The plaintiffs in this lawsuit are the Wichita and Washoe Tribes, while the defendants include the Secretary of the Interior Doug Burgum and other US officials. The plaintiffs explain in the suit that a trust responsibility between the government and Native Nations was “born of a sacred bargain,” where the government undertook to “provide for the education of their children.” The lawsuit further claimed that in this role as trustee, the government has admitted to using native funds to pay for “one of the most shameful policies in American history.”
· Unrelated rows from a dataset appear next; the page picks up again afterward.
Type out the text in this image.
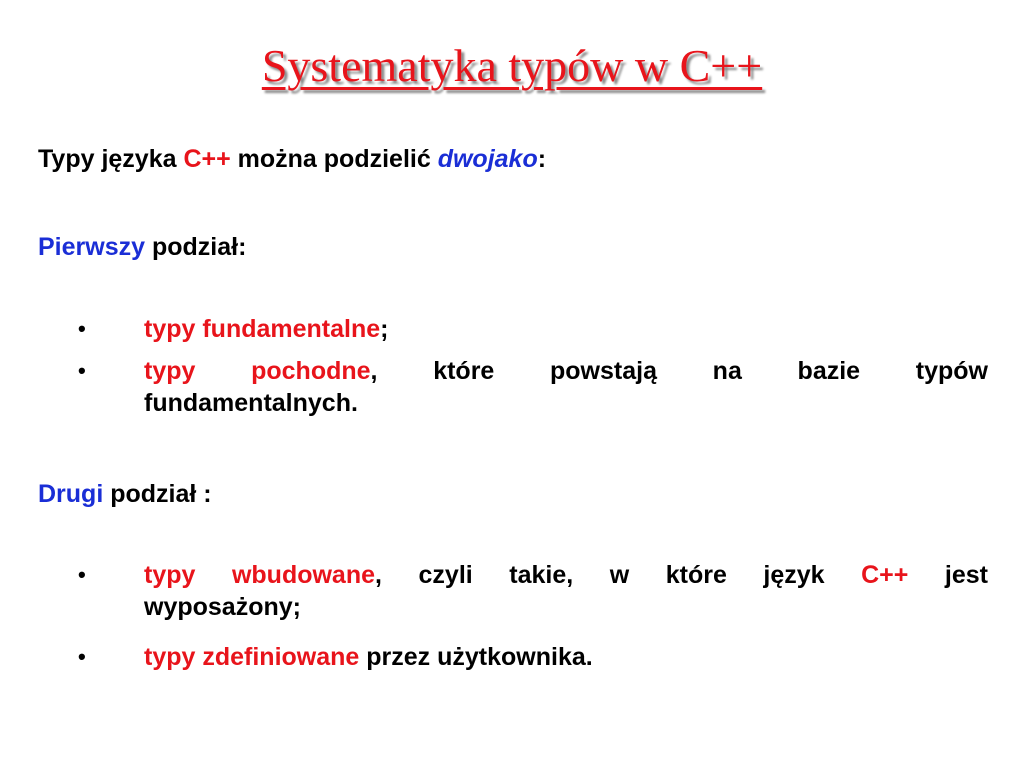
Systematyka typów w C++
Typy języka C++ można podzielić dwojako:
Pierwszy podział:
•	typy fundamentalne;
•	typy pochodne, które powstają na bazie typów
fundamentalnych.
Drugi podział :
•	typy wbudowane, czyli takie, w które język C++ jest
wyposażony;
•	typy zdefiniowane przez użytkownika.
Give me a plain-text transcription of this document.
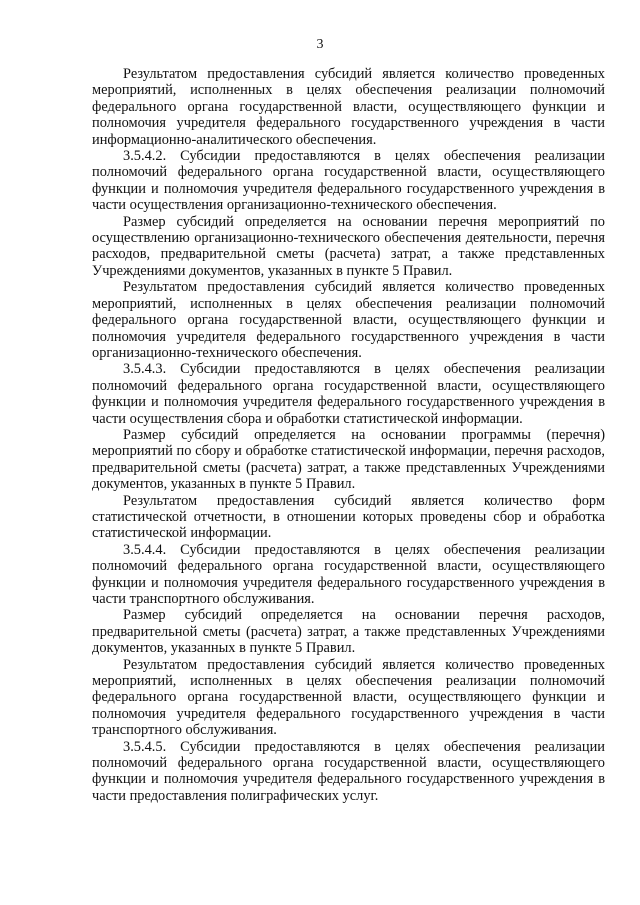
3

Результатом предоставления субсидий является количество проведенных мероприятий, исполненных в целях обеспечения реализации полномочий федерального органа государственной власти, осуществляющего функции и полномочия учредителя федерального государственного учреждения в части информационно-аналитического обеспечения.

3.5.4.2. Субсидии предоставляются в целях обеспечения реализации полномочий федерального органа государственной власти, осуществляющего функции и полномочия учредителя федерального государственного учреждения в части осуществления организационно-технического обеспечения.

Размер субсидий определяется на основании перечня мероприятий по осуществлению организационно-технического обеспечения деятельности, перечня расходов, предварительной сметы (расчета) затрат, а также представленных Учреждениями документов, указанных в пункте 5 Правил.

Результатом предоставления субсидий является количество проведенных мероприятий, исполненных в целях обеспечения реализации полномочий федерального органа государственной власти, осуществляющего функции и полномочия учредителя федерального государственного учреждения в части организационно-технического обеспечения.

3.5.4.3. Субсидии предоставляются в целях обеспечения реализации полномочий федерального органа государственной власти, осуществляющего функции и полномочия учредителя федерального государственного учреждения в части осуществления сбора и обработки статистической информации.

Размер субсидий определяется на основании программы (перечня) мероприятий по сбору и обработке статистической информации, перечня расходов, предварительной сметы (расчета) затрат, а также представленных Учреждениями документов, указанных в пункте 5 Правил.

Результатом предоставления субсидий является количество форм статистической отчетности, в отношении которых проведены сбор и обработка статистической информации.

3.5.4.4. Субсидии предоставляются в целях обеспечения реализации полномочий федерального органа государственной власти, осуществляющего функции и полномочия учредителя федерального государственного учреждения в части транспортного обслуживания.

Размер субсидий определяется на основании перечня расходов, предварительной сметы (расчета) затрат, а также представленных Учреждениями документов, указанных в пункте 5 Правил.

Результатом предоставления субсидий является количество проведенных мероприятий, исполненных в целях обеспечения реализации полномочий федерального органа государственной власти, осуществляющего функции и полномочия учредителя федерального государственного учреждения в части транспортного обслуживания.

3.5.4.5. Субсидии предоставляются в целях обеспечения реализации полномочий федерального органа государственной власти, осуществляющего функции и полномочия учредителя федерального государственного учреждения в части предоставления полиграфических услуг.
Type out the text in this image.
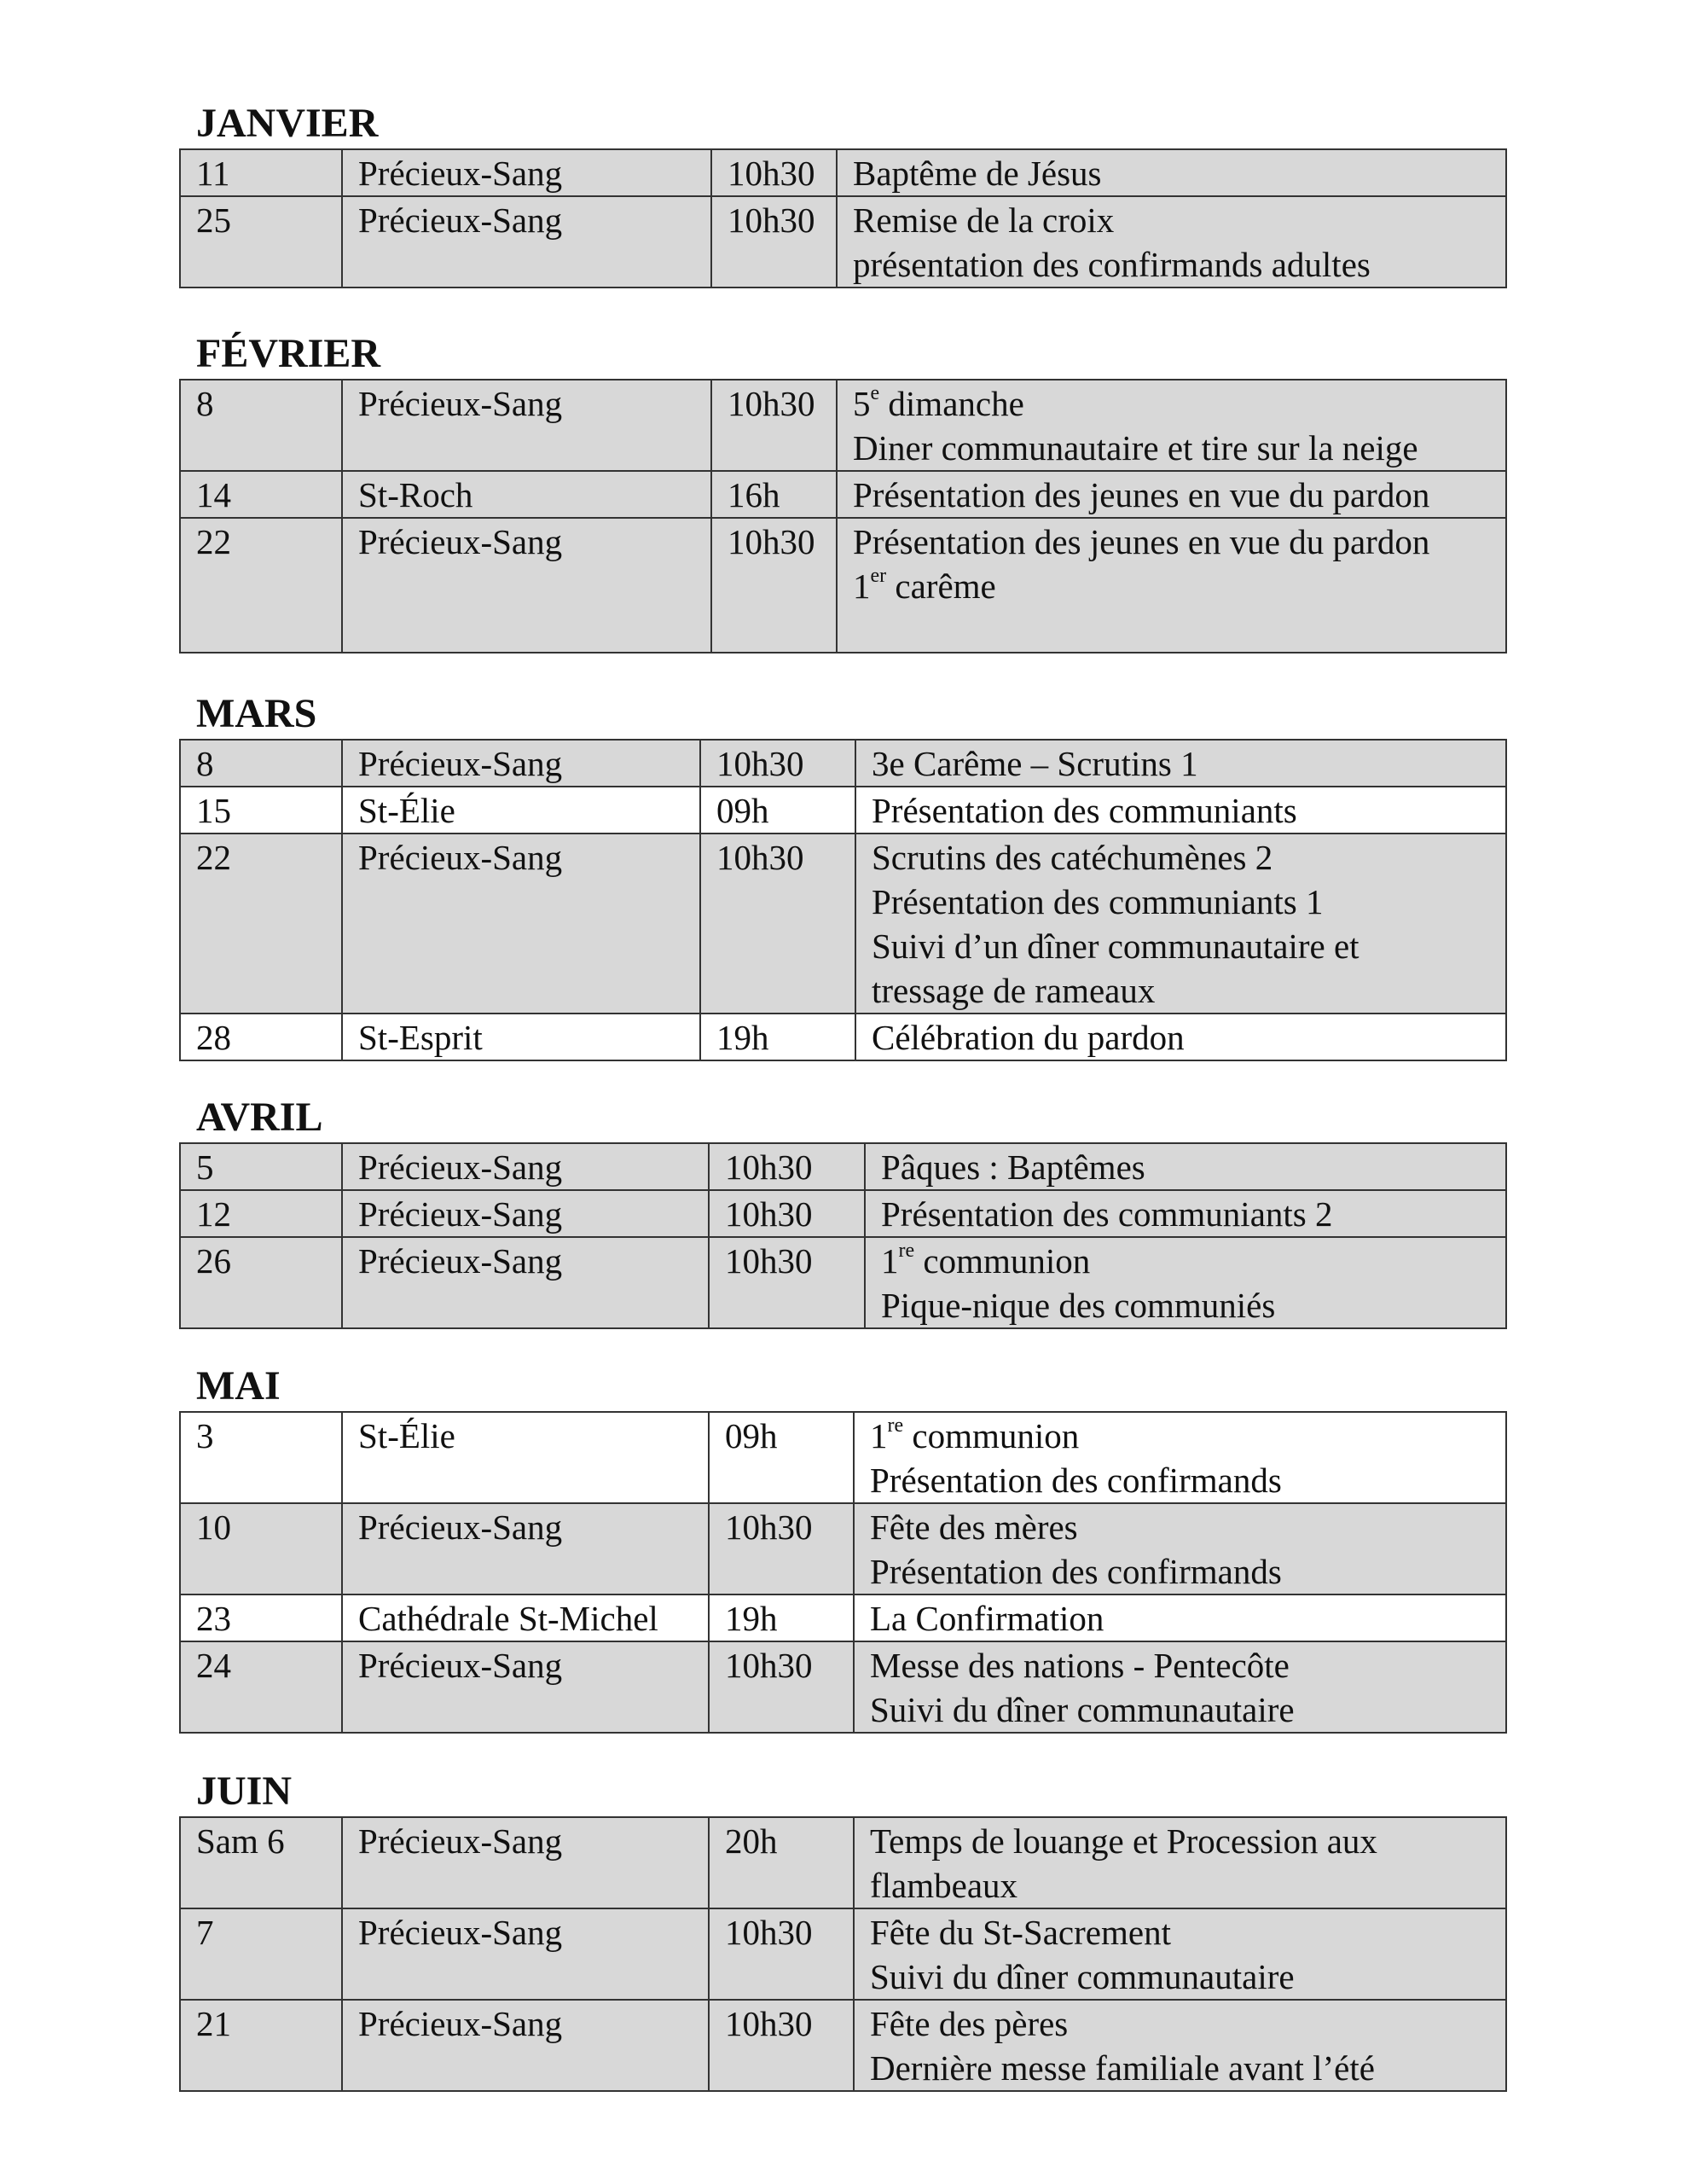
JANVIER
11	Précieux-Sang	10h30	Baptême de Jésus

25	Précieux-Sang	10h30	Remise de la croix
présentation des confirmands adultes
FÉVRIER
8	Précieux-Sang	10h30	5e dimanche
Diner communautaire et tire sur la neige

14	St-Roch	16h	Présentation des jeunes en vue du pardon

22	Précieux-Sang	10h30	Présentation des jeunes en vue du pardon
1er carême
MARS
8	Précieux-Sang	10h30	3e Carême – Scrutins 1

15	St-Élie	09h	Présentation des communiants

22	Précieux-Sang	10h30	Scrutins des catéchumènes 2
Présentation des communiants 1
Suivi d’un dîner communautaire et
tressage de rameaux

28	St-Esprit	19h	Célébration du pardon
AVRIL
5	Précieux-Sang	10h30	Pâques : Baptêmes

12	Précieux-Sang	10h30	Présentation des communiants 2

26	Précieux-Sang	10h30	1re communion
Pique-nique des communiés
MAI
3	St-Élie	09h	1re communion
Présentation des confirmands

10	Précieux-Sang	10h30	Fête des mères
Présentation des confirmands

23	Cathédrale St-Michel	19h	La Confirmation

24	Précieux-Sang	10h30	Messe des nations - Pentecôte
Suivi du dîner communautaire
JUIN
Sam 6	Précieux-Sang	20h	Temps de louange et Procession aux
flambeaux

7	Précieux-Sang	10h30	Fête du St-Sacrement
Suivi du dîner communautaire

21	Précieux-Sang	10h30	Fête des pères
Dernière messe familiale avant l’été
The plaintiffs argued that at certain points, up to 95 percent of the funding for the boarding school program came from Native nations’ trust funds. Meanwhile, throughout the boarding school program, Native children were “physically and/or sexually abused, barred from speaking their native tongues, forced into physical labor,” and even killed. As such, the plaintiffs asked that the government be held accountable for misusing Native funds and the harm caused by the boarding school program. Specifically, the plaintiffs ask for a “full accounting of Native Nations’ funds” that were used to implement the program.
In October 2024, former President Biden issued a formal apology to Native Nations for the historic abuses endured by their children in boarding schools, acknowledging how these schools were sites of horrific trauma. Similar lawsuits brought by Indigenous peoples and nations affected by the residential school program are taking place in Canada. Early this year, an Alberta judge certified a class action lawsuit brought by a residential school survivor, Cynthia Youngchief. The suit detailed the alleged abuse survivors endured at Notre Dame School. In 2023, the Canadian federal government also agreed to a $2.8 billion settlement, which Minister of Crown-Indigenous Relations Marc Miller said can help to “address the collective harm caused by Canada’s past.”